Saida Sirazhudinova, head of the Caucasus. World. Development Center, says that the authorities decision a year ago to use force against the protesters and the continued incarceration of demonstration leaders has only increased the anger of the Ingush people. What it has done instead is shift their anger from the land deal alone to anger at the government as such.
Timur Uzhakov, an instructor at the International Innovation University, argues that the strategy of the authorities, Magas and Moscow alike, has failed because it has focused on symptoms rather than underlying causes, on the number of people in the streets as opposed to their demand to become part of the decision-making process.
That approach, he says, has only consolidated the population in opposition to the powers that be. By their repressive actions, the authorities are only driving the problem even deeper into the national consciousness of the Ingush people.
And Irina Staodubrovskaya, an economist at Moscow’s Gaidar Institute, says the authorities likely think they have succeeded because there have not been any mass protests in the last year; but whatever success they have had in that regard, she argues, has been “counter-productive.”

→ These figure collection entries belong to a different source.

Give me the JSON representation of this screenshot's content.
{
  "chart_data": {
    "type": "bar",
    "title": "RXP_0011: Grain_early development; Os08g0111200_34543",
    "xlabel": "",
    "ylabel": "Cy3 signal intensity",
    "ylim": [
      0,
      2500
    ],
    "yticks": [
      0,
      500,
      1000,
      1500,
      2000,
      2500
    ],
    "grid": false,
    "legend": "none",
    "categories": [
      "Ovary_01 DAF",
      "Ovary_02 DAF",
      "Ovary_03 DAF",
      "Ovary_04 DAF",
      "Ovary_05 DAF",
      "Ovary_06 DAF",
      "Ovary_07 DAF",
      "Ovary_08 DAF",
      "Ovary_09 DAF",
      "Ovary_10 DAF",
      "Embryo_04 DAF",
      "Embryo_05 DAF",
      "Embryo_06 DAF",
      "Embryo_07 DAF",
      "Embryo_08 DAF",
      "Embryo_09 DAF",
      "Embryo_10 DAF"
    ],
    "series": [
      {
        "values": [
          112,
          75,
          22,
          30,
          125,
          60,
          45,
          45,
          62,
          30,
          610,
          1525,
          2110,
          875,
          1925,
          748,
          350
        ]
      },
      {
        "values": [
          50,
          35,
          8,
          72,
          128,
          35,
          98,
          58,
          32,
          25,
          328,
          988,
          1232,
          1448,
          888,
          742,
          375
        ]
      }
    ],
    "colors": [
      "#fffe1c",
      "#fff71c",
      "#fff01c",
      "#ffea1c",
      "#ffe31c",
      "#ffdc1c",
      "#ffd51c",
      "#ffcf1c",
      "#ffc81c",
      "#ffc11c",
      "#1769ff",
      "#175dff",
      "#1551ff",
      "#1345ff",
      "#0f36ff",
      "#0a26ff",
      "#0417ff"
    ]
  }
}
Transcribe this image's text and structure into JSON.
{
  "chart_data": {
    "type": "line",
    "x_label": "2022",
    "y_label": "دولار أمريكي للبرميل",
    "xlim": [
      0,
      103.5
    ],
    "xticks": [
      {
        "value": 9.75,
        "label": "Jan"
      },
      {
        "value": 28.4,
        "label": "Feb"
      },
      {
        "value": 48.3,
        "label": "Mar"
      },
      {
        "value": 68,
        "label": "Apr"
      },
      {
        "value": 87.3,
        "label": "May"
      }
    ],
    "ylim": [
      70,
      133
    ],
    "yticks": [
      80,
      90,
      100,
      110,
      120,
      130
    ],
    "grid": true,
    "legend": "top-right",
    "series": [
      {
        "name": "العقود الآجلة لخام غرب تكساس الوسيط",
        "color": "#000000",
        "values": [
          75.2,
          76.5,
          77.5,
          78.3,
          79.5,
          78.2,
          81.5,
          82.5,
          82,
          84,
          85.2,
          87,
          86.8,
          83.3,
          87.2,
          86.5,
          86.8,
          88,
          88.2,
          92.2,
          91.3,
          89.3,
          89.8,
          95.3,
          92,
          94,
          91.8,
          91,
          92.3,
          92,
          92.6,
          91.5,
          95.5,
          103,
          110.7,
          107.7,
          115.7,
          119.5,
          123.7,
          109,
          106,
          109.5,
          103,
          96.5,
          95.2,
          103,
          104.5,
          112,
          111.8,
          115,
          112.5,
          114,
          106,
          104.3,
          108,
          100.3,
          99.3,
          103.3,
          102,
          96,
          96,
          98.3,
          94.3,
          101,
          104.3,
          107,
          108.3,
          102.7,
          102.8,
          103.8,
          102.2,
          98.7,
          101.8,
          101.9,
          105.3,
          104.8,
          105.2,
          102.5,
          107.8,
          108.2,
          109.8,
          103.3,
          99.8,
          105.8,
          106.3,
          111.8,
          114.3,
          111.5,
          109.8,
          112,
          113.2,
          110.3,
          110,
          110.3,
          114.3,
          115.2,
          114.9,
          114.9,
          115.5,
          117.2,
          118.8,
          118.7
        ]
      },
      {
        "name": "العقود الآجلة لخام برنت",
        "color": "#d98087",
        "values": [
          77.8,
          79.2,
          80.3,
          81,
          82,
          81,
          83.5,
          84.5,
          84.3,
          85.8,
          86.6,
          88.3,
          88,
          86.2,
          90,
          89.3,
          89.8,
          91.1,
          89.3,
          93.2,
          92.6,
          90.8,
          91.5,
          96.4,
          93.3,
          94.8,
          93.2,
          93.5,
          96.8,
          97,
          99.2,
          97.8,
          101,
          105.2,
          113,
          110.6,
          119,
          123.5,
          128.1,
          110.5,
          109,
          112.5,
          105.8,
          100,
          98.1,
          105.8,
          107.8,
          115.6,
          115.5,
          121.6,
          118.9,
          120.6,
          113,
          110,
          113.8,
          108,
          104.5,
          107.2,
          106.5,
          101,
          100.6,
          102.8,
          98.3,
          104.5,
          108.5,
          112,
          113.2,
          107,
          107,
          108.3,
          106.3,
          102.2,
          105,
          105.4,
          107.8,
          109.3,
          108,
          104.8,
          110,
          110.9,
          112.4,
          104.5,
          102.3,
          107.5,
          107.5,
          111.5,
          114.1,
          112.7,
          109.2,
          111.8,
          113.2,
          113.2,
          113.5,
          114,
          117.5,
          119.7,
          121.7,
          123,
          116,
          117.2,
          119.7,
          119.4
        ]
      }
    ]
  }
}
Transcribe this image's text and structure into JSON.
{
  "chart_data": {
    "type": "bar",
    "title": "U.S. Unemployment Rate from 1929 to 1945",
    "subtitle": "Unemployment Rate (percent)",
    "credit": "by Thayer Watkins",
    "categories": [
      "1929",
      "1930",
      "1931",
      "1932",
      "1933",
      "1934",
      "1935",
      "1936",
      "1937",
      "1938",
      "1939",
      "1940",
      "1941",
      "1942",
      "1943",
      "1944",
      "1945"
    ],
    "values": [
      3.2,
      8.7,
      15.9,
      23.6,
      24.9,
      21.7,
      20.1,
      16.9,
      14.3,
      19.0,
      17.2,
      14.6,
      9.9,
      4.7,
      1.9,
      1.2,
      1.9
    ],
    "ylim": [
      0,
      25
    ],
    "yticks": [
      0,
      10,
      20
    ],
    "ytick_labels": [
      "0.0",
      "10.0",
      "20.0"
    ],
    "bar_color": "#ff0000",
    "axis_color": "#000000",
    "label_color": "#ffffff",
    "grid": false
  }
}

During a recent visit to Ingushetia, she says, she was “shocked by the total disappointment of the people in any governmental power, regional or federal … People have finally stopped believing that it is possible to expect from either legality or justice.” As a result, the anger will grow and burst out, possibly seriously destabilizing the situation.
Meanwhile, a Russian court ignored the protests of Daud Mamilov’s lawyers and extended the detention of the son of an independent-minded republic deputy. He will now be held on charges of belonging to a terrorist organization until at least mid-June (kavkaz-uzel.eu/articles/347548/).